Our results support the hypothesis that sEV secreted by bone marrow mesenchymal stromal cells from trained rats stimulates an increase in the pro-angiogenic miR-296. In the kidney tissue of UUO-rats that received this sEV, there was an increase in CD34, which is the most described marker in circulating angiogenic cells [60]. The HIF-1α, which is also known to play an important role in transcriptions of angiogenic genes [63-65], was increased in the kidney tissue of UUO-rats that received this sEV. The small extracellular vesicles obtained by bone marrow of trained animals can possibly contribute to angiogenesis, which in turn promotes revascularization in the kidney.

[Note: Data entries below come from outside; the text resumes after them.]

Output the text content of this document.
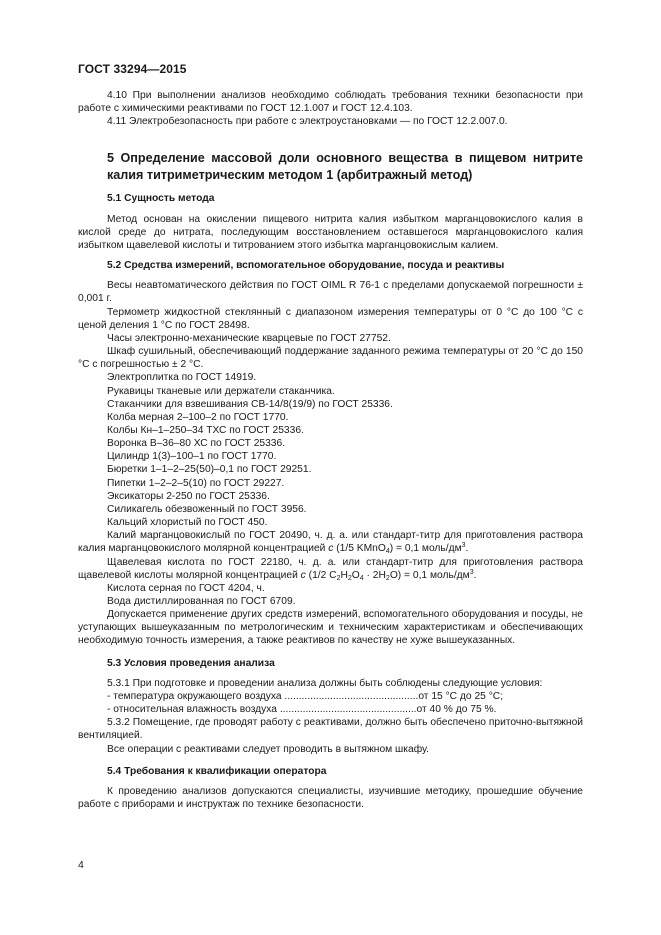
ГОСТ 33294—2015

4.10 При выполнении анализов необходимо соблюдать требования техники безопасности при работе с химическими реактивами по ГОСТ 12.1.007 и ГОСТ 12.4.103.

4.11 Электробезопасность при работе с электроустановками — по ГОСТ 12.2.007.0.

5 Определение массовой доли основного вещества в пищевом нитрите калия титриметрическим методом 1 (арбитражный метод)

5.1 Сущность метода

Метод основан на окислении пищевого нитрита калия избытком марганцовокислого калия в кислой среде до нитрата, последующим восстановлением оставшегося марганцовокислого калия избытком щавелевой кислоты и титрованием этого избытка марганцовокислым калием.

5.2 Средства измерений, вспомогательное оборудование, посуда и реактивы

Весы неавтоматического действия по ГОСТ OIML R 76-1 с пределами допускаемой погрешности ± 0,001 г.

Термометр жидкостной стеклянный с диапазоном измерения температуры от 0 °С до 100 °С с ценой деления 1 °С по ГОСТ 28498.

Часы электронно-механические кварцевые по ГОСТ 27752.

Шкаф сушильный, обеспечивающий поддержание заданного режима температуры от 20 °С до 150 °С с погрешностью ± 2 °С.

Электроплитка по ГОСТ 14919.

Рукавицы тканевые или держатели стаканчика.

Стаканчики для взвешивания СВ-14/8(19/9) по ГОСТ 25336.

Колба мерная 2–100–2 по ГОСТ 1770.

Колбы Кн–1–250–34 ТХС по ГОСТ 25336.

Воронка В–36–80 ХС по ГОСТ 25336.

Цилиндр 1(3)–100–1 по ГОСТ 1770.

Бюретки 1–1–2–25(50)–0,1 по ГОСТ 29251.

Пипетки 1–2–2–5(10) по ГОСТ 29227.

Эксикаторы 2-250 по ГОСТ 25336.

Силикагель обезвоженный по ГОСТ 3956.

Кальций хлористый по ГОСТ 450.

Калий марганцовокислый по ГОСТ 20490, ч. д. а. или стандарт-титр для приготовления раствора калия марганцовокислого молярной концентрацией c (1/5 KMnO$_4$) = 0,1 моль/$дм^3$.

Щавелевая кислота по ГОСТ 22180, ч. д. а. или стандарт-титр для приготовления раствора щавелевой кислоты молярной концентрацией c (1/2 $C_2H_2O_4 \cdot 2H_2O) = 0,1$ моль/$дм^3$.

Кислота серная по ГОСТ 4204, ч.

Вода дистиллированная по ГОСТ 6709.

Допускается применение других средств измерений, вспомогательного оборудования и посуды, не уступающих вышеуказанным по метрологическим и техническим характеристикам и обеспечивающих необходимую точность измерения, а также реактивов по качеству не хуже вышеуказанных.

5.3 Условия проведения анализа

5.3.1 При подготовке и проведении анализа должны быть соблюдены следующие условия:

- температура окружающего воздуха ...............................................от 15 °С до 25 °С;

- относительная влажность воздуха ................................................от 40 % до 75 %.

5.3.2 Помещение, где проводят работу с реактивами, должно быть обеспечено приточно-вытяжной вентиляцией.

Все операции с реактивами следует проводить в вытяжном шкафу.

5.4 Требования к квалификации оператора

К проведению анализов допускаются специалисты, изучившие методику, прошедшие обучение работе с приборами и инструктаж по технике безопасности.

4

Together, our results suggest that sEV obtained from BM-MSC of trained rats have improved protective effects when compared to vesicles obtained from cells of untrained animals, suggesting that characteristics of the donor can possibly determinate the success of the BM-MSC transplant or its sEV treatment. Nevertheless, new studies are needed to clarify the mechanisms involved in sEV obtained from trained animals, but also other studies are needed to evaluate necessary the effect of diabetes, hypertension, and diet in the nephroprotective effect of stromal cell sEV.

Conclusion

In conclusion, the treatment with the small extracellular vesicles secreted by bone marrow mesenchymal stromal cells from trained rats carries pro-angiogenic miR-296 and delivers them into rats subjected to unilateral ureteral obstruction, possibly corroborating angiogenesis, via CD34 and HIF-1α.

Abbreviations

BM: bone marrow; BM-MSC: bone marrow mesenchymal stromal cells; CEEA: committee of experimental ethical animals; CKD: chronic kidney disease; CM: conditioned media; EVs: extracellular vesicles; FBS: fetal bovine serum; H: hour; HIF-1α: hypoxia-inducible factor 1 alpha; Hyp: hypoxia; MET: maximal exercise test; min: minutes; miRNA: microRNA; Nfr2: nuclear factor erythroid 2-related factor 2; Norm: normoxia; NTA: nanoparticle tracking analysis; PBS: phosphate-buffered saline; qPCR: quantitative polymerase chain reaction; RNA: ribonucleic acid; RPTEC: rat proximal tubular cells; sEV: small extracellular vesicles; T: trained; TGF-β1: transforming growth factor beta1; UT: untrained; UUO: unilateral ureteral obstruction.